An alternative plan would convert B-52s in 2030 to conventional-only missions and delay the LRSO to a future point if/when it appeared that the B-21’s ability to penetrate could come into question. By 2030, the Air Force should have a significant number of B-21s (the B-21 is scheduled to make its first flight in 2021 and enter service in 2025). With at least 100 planned, the Air Force should have a sufficient number of B-21s for the 300 nuclear weapons it appears to maintain at airfields where nuclear-capable bombers are currently based.

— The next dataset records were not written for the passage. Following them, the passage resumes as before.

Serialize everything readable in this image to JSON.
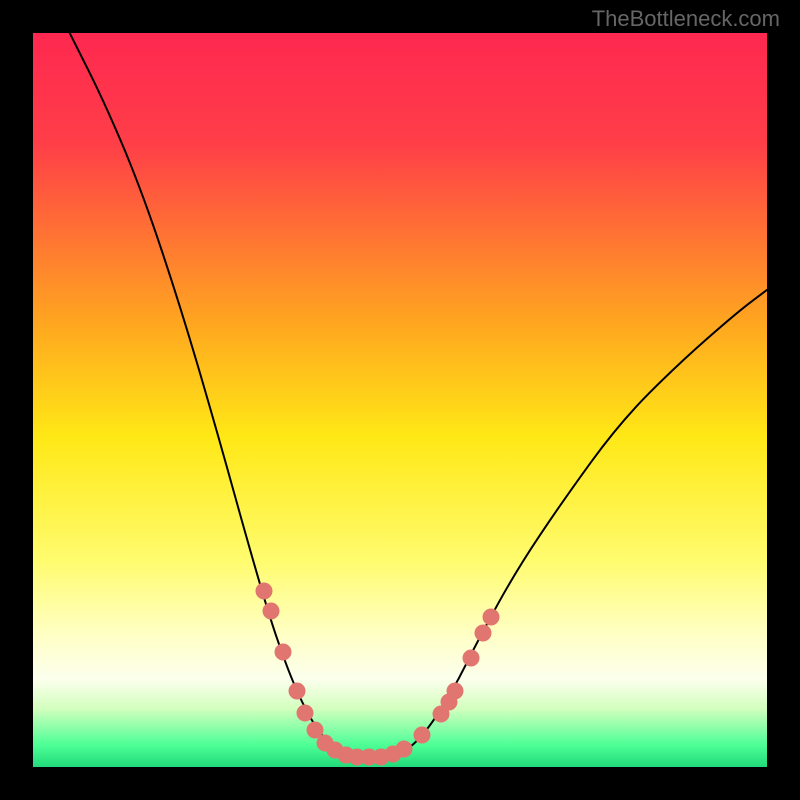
{
  "branding": {
    "watermark": "TheBottleneck.com"
  },
  "chart_data": {
    "type": "line",
    "title": "",
    "xlabel": "",
    "ylabel": "",
    "xlim": [
      0,
      100
    ],
    "ylim": [
      0,
      100
    ],
    "background_gradient": {
      "stops": [
        {
          "offset": 0.0,
          "color": "#ff2850"
        },
        {
          "offset": 0.15,
          "color": "#ff3e48"
        },
        {
          "offset": 0.4,
          "color": "#ffa81f"
        },
        {
          "offset": 0.55,
          "color": "#ffe816"
        },
        {
          "offset": 0.72,
          "color": "#fffc6f"
        },
        {
          "offset": 0.82,
          "color": "#ffffc5"
        },
        {
          "offset": 0.88,
          "color": "#fcffed"
        },
        {
          "offset": 0.92,
          "color": "#d4ffbf"
        },
        {
          "offset": 0.97,
          "color": "#4dff96"
        },
        {
          "offset": 1.0,
          "color": "#21da7a"
        }
      ]
    },
    "series": [
      {
        "name": "bottleneck-curve",
        "type": "curve",
        "color": "#000000",
        "path_xy": [
          [
            5,
            100
          ],
          [
            10,
            90
          ],
          [
            15,
            78
          ],
          [
            20,
            63
          ],
          [
            25,
            46
          ],
          [
            30,
            28
          ],
          [
            33,
            18
          ],
          [
            36,
            10
          ],
          [
            39,
            4.5
          ],
          [
            42,
            1.7
          ],
          [
            44,
            1.2
          ],
          [
            46,
            1.2
          ],
          [
            48,
            1.2
          ],
          [
            50,
            1.7
          ],
          [
            53,
            4
          ],
          [
            57,
            10
          ],
          [
            61,
            18
          ],
          [
            66,
            27
          ],
          [
            72,
            36
          ],
          [
            80,
            47
          ],
          [
            88,
            55
          ],
          [
            96,
            62
          ],
          [
            100,
            65
          ]
        ]
      },
      {
        "name": "highlight-points",
        "type": "scatter",
        "color": "#e1756f",
        "points_xy": [
          [
            31.5,
            24.0
          ],
          [
            32.4,
            21.3
          ],
          [
            34.1,
            15.7
          ],
          [
            35.9,
            10.3
          ],
          [
            37.1,
            7.3
          ],
          [
            38.4,
            5.1
          ],
          [
            39.8,
            3.3
          ],
          [
            41.2,
            2.3
          ],
          [
            42.6,
            1.7
          ],
          [
            44.2,
            1.4
          ],
          [
            45.8,
            1.3
          ],
          [
            47.4,
            1.4
          ],
          [
            49.0,
            1.8
          ],
          [
            50.6,
            2.5
          ],
          [
            53.0,
            4.3
          ],
          [
            55.6,
            7.2
          ],
          [
            56.7,
            8.8
          ],
          [
            57.5,
            10.4
          ],
          [
            59.7,
            14.8
          ],
          [
            61.3,
            18.3
          ],
          [
            62.4,
            20.4
          ]
        ]
      }
    ]
  }
}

These kinds of ideas would free up billions of dollars in the 2020s that could be reallocated to conventional weapons systems. Delaying the GBSD and LRSO and their associated warhead programs by just one year (fiscal year 2021) would make available some $3 billion—enough money for a Virginia-class attack submarine. Delaying those programs for ten-fifteen years would make tens of billions of dollars available for the military’s conventional force needs.
All things being equal, it is smarter and more efficient to choose to make decisions to curtail or delay major programs rather than to continue them until the money runs out and forces program termination. As it examines the administration’s proposed fiscal year 2021 defense budget, Congress should carefully consider the trade-offs and press the Pentagon to articulate how it weighed the trade-offs between nuclear and conventional forces. In the end, Congress should understand whether it is funding the force that is most likely to deter not just a nuclear attack, but to deter a conventional conflict that could entail the most likely path to nuclear war.